Su siguiente película, El castillo ambulante (2004), debería haberla dirigida Mamoru Hosoda. No obstante, una serie de "discrepancias artísticas" llevaron a Miyazaki a hacerse con las riendas del proyecto. La impresión es, dicho sea con el máximo respeto por éste, que Hosoda difícilmente habría mejorado el resultado final. El castillo ambulante es una Obra Maestra, una fábula de soberbia concepción visual, arriesgada en sus elecciones estéticas, de una cadencia narrativa anómala, plagada de instantes únicos e irrepetibles; un trabajo que vale la pena revisar e interrogar de nuevo, en el convencimiento de que nunca terminará de agotar ni las respuestas ni las sorpresas. El cine de Miyazaki es un hallazgo continuo.

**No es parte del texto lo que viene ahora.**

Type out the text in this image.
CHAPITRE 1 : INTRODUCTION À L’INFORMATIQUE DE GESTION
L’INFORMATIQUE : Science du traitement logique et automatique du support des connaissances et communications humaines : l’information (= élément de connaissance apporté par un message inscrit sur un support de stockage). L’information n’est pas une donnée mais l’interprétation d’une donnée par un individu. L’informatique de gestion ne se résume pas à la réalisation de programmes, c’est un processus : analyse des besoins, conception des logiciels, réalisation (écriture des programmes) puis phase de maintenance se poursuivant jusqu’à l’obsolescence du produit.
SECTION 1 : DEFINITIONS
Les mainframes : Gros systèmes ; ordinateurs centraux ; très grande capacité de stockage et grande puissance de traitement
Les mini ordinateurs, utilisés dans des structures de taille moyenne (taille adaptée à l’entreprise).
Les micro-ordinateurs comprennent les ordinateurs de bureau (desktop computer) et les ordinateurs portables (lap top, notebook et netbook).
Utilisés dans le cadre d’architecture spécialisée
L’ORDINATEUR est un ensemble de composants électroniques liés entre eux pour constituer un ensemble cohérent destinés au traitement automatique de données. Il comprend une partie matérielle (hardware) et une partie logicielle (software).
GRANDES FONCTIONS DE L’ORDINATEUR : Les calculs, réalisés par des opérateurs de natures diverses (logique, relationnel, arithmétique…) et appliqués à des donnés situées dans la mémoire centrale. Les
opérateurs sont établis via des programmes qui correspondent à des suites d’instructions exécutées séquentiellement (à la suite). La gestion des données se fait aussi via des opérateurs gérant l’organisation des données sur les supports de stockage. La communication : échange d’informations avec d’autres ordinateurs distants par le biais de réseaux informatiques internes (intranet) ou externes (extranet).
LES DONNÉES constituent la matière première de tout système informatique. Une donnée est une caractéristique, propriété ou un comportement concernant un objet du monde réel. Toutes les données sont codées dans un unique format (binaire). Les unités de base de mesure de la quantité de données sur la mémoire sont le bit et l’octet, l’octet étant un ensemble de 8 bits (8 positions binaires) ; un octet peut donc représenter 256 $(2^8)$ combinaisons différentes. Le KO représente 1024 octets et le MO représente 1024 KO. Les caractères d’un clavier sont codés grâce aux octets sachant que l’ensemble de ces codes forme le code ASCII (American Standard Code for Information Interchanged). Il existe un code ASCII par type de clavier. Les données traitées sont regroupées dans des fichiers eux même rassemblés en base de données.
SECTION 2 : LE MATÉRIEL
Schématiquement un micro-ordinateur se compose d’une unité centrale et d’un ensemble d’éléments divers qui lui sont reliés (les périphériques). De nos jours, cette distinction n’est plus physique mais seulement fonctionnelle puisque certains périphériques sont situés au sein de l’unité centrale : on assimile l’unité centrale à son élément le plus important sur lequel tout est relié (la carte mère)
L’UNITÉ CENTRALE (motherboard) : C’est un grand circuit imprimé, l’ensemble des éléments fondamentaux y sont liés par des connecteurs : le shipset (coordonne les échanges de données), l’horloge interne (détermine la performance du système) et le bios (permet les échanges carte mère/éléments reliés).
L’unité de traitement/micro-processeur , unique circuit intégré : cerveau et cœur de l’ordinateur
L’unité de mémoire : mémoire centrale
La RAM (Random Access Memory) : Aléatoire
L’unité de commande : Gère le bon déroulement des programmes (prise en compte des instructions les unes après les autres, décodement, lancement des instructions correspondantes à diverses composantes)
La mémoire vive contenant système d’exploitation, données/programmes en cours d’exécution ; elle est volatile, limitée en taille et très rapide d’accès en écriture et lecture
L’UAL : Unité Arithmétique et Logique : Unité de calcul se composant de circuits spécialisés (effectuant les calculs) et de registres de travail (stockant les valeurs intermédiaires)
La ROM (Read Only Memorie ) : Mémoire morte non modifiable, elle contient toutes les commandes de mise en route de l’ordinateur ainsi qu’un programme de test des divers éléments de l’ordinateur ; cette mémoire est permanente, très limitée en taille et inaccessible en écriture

Un cine libre de las ataduras de la moda, se ha dicho, y a los hechos me remito. En un momento en que la animación generada por ordenador está encerrando en el gueto a los practicantes de la animación tradicional, Ponyo en el acantilado (2008), recién estrenada en nuestras pantallas, propone un temerario salto atrás. En esta película, el cineasta japonés ha optado por volver a los orígenes, al dibujo a mano, al trabajo artesanal. La propuesta tiene un nosequé insolente, como cuando, tras la implantación del cine sonoro, Charles Chaplin insistía en hacer películas mudas.

Al igual que con otros grandes maestros del cine (al igual que Chaplin, pues sí, o John Ford, Fritz Lang, Alfred Hitchcock o Akira Kurosawa), hablar de Hayao Miyazaki es hacerlo de un narrador capaz de moverse con desenvoltura en cualquier registro, y ser vigoroso en los momentos de acción, y feliz en los paréntesis humorísticos, y delicado en los pasajes más poéticos, muy abundantes en su obra. Lo diré con las menos palabras posibles: En una sola película de Miyazaki hay más buen cine que en la filmografía completa de muchos otros cineastas.